The government members’ arguments tonight have been very odd, and I do not think they need to be so political. Whether they are thinking about a whole-of-government approach or waiting for a comprehensive package, whatever it is they have in mind, I think we really ought to all commit to taking the steps that are before us tonight. Both the government members who have spoken in this debate tonight said that the bill is vague in its intent and it is somehow technically imperfect. I find that to be a very flawed argument, because the bill is deliberately vague in its construct in order to give the government the scope to do what it needs to do via regulation to deliver an outcome for the victims. That is why it is deliberately vague in its design—deliberately vague, not accidentally vague. It is not technically flawed but concise and clear in its intention to give the government the scope to deliver the outcome to the victims of terrorism. It is deliberate. I think the members opposite have accidentally read something into the bill that they ought not to have read into it.


We are saying to the government that we are not going to prescribe every single circumstance that people might be in—which is not possible to do. We are saying that there are working examples and models of victims of crime legislation in every state and territory in this country. The member for Fowler, who has just joined us in the chamber, has a great interest in policing matters and knows that victims of crime legislation functions very well. The member for Newcastle mentioned such legislation, and I would ask her to reference it. This is perhaps where we are seeing a flaw in the operation of the federal government. We cannot possibly prescribe every single circumstance to which compensation might apply. We need a deliberate scheme that says that, by regulation, the government can design circumstances that are appropriate to the situations that emerge.


The financial impact of this legislation is absolutely negligible. There has been talk of $75,000 payments. This is a private member’s bill that would have no impact on our bottom line other than the most minor. It would not be open to rorting or any abuse of the system. The kinds of contentions that we are hearing from members opposite are, I think, of a purely political design to attempt to pass off this bill and move on to something else.

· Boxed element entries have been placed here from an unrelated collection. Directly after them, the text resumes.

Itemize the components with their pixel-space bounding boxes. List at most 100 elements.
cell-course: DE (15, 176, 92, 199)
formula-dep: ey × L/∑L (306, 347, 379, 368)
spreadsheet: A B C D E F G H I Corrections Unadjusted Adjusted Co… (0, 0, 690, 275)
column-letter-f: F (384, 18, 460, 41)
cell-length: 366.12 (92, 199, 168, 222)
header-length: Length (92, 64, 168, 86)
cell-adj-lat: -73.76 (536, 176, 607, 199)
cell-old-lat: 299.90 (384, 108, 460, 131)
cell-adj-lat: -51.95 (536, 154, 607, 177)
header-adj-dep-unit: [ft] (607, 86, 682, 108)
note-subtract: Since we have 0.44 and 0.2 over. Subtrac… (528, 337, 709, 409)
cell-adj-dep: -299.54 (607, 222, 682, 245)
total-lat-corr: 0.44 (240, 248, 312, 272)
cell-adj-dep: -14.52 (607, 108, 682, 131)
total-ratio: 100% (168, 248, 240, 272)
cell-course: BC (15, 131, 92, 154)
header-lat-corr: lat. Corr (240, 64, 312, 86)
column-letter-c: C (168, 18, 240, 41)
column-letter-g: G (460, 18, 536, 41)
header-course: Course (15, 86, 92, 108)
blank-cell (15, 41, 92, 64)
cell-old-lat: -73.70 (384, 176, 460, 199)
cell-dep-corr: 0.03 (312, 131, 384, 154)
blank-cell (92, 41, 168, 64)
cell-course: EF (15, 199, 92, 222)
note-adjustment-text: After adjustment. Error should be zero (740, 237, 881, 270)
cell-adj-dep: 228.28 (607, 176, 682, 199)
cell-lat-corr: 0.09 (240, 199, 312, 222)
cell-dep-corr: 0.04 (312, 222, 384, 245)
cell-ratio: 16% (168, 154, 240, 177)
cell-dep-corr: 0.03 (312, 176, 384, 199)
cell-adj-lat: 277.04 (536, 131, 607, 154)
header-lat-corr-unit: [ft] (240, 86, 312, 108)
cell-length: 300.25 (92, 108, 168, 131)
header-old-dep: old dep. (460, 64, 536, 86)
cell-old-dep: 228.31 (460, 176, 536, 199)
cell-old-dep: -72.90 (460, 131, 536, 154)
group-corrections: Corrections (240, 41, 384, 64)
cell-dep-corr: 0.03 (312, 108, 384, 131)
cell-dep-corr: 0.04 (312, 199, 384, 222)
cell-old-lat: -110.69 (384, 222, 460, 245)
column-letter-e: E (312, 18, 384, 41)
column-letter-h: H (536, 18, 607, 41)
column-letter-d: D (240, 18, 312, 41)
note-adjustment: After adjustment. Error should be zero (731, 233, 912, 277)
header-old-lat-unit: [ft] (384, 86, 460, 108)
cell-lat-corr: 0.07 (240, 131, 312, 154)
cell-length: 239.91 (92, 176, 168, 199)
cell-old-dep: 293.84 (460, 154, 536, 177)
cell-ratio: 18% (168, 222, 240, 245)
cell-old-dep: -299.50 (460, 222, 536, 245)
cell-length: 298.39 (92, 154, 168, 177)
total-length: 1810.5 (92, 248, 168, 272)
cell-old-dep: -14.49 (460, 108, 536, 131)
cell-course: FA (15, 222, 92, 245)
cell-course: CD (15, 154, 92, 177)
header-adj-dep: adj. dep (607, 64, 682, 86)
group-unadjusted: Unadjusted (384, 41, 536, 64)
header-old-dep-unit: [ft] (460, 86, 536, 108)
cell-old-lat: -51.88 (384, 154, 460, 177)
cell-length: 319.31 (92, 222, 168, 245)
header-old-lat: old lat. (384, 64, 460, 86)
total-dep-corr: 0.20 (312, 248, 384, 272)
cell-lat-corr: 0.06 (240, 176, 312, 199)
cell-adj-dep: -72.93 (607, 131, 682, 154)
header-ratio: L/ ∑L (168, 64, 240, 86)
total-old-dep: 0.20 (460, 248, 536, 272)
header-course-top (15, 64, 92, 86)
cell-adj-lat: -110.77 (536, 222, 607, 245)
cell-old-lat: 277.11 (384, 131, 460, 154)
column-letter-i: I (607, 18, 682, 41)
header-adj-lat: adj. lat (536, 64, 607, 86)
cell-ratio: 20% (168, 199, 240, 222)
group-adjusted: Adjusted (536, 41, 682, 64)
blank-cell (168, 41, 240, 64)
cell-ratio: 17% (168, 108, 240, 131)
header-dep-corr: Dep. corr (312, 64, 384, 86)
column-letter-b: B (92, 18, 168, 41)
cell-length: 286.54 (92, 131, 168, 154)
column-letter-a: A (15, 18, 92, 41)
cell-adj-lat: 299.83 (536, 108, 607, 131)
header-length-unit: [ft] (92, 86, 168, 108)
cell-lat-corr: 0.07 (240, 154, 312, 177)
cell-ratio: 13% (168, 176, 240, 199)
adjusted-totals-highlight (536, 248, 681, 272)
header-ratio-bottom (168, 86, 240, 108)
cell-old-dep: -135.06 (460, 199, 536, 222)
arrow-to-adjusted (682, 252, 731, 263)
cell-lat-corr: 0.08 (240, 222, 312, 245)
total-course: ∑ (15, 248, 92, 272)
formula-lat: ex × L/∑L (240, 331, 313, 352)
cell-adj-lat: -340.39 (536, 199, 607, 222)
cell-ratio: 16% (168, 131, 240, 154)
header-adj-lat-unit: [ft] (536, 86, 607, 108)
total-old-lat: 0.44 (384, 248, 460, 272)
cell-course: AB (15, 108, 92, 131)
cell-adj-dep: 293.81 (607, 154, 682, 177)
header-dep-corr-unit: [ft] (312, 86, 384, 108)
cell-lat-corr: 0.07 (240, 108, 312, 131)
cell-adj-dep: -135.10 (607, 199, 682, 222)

I stand here tonight and say to every single member of the Labor Party: if you have a bill in the pipeline, that is fantastic—bring that forward. Bring it forward today. Bring it forward tomorrow. Bring it forward next week. But let us not pass up this opportunity by saying that the Leader of the Opposition is playing politics, if you do not have an alternative strategy or response. Let us see that response. The Leader of the Opposition has put forward this bill with the best of intentions, realising that there has been a lapse in government support over the last decade in terms of the emergence of the terrorist situation. I urge members opposite to get with this agenda and do something rather than express concern about this bill.